Tokyo: Japanese bid their final goodbye to former Prime Minister Shinzo Abe on Tuesday as a family funeral was held at a temple days after his assassination shocked the nation. Abe, the country's longest-serving prime minister, remained influential even after stepping down two years ago for health reasons. He was gunned down Friday during a campaign speech in the western city of Nara.
Hundreds of people, some in formal dark suits, filled sidewalks outside Zojoji temple in downtown Tokyo to bid farewell to Abe, whose nationalistic views drove the governing party's conservative policies. Mourners took photos and some called out “Abe san!” as a motorcade with the hearse carrying his body accompanied by his widow, Akie Abe, slowly drove by the packed crowd.

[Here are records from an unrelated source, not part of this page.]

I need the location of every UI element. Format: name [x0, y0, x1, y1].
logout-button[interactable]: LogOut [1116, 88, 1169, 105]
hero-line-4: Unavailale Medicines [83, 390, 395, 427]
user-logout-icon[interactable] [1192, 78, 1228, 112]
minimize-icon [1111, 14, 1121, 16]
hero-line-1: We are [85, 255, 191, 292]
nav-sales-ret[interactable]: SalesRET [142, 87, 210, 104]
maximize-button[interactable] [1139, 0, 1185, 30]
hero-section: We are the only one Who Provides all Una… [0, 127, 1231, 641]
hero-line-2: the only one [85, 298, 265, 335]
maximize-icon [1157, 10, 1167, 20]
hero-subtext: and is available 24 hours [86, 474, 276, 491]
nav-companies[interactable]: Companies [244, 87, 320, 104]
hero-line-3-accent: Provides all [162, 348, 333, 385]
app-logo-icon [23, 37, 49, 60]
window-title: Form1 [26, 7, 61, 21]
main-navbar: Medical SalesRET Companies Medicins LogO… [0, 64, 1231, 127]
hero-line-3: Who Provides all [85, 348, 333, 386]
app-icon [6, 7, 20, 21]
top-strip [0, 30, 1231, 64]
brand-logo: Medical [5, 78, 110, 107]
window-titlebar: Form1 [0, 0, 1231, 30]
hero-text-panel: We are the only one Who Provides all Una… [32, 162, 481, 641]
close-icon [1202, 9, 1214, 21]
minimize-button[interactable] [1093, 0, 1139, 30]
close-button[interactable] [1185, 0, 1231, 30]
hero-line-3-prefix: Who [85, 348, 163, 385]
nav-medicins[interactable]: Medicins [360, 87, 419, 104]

Only she and other close family members, along with Prime Minister Fumio Kishida and senior party leaders, attended the funeral at the temple. The hearse traveled through Tokyo's main political district, Nagata-cho, where Abe spent more than three decades after being first elected to parliament in 1991. It then drove slowly by the governing party headquarters, where senior lawmakers in dark suits stood outside and prayed, before heading to the prime minister's office, where Abe served a total of nearly a decade.
Kishida and Cabinet members pressed their hands before their chests as they prayed and bowed toward the hearse before it headed to a crematorium. On Sunday, two days after Abe's shocking death, his Liberal Democratic Party and its coalition partner won a landslide victory in elections for the upper house, the less powerful of parliament's two chambers.
That could allow Kishida to govern uninterrupted until a scheduled election in 2025. But Abe's death also opens up a period of uncertainly for his party. Experts say a power struggle within Abe's party faction is certain and could affect Kishida's grip on power. Kishida has stressed the importance of party unity after Abe's death.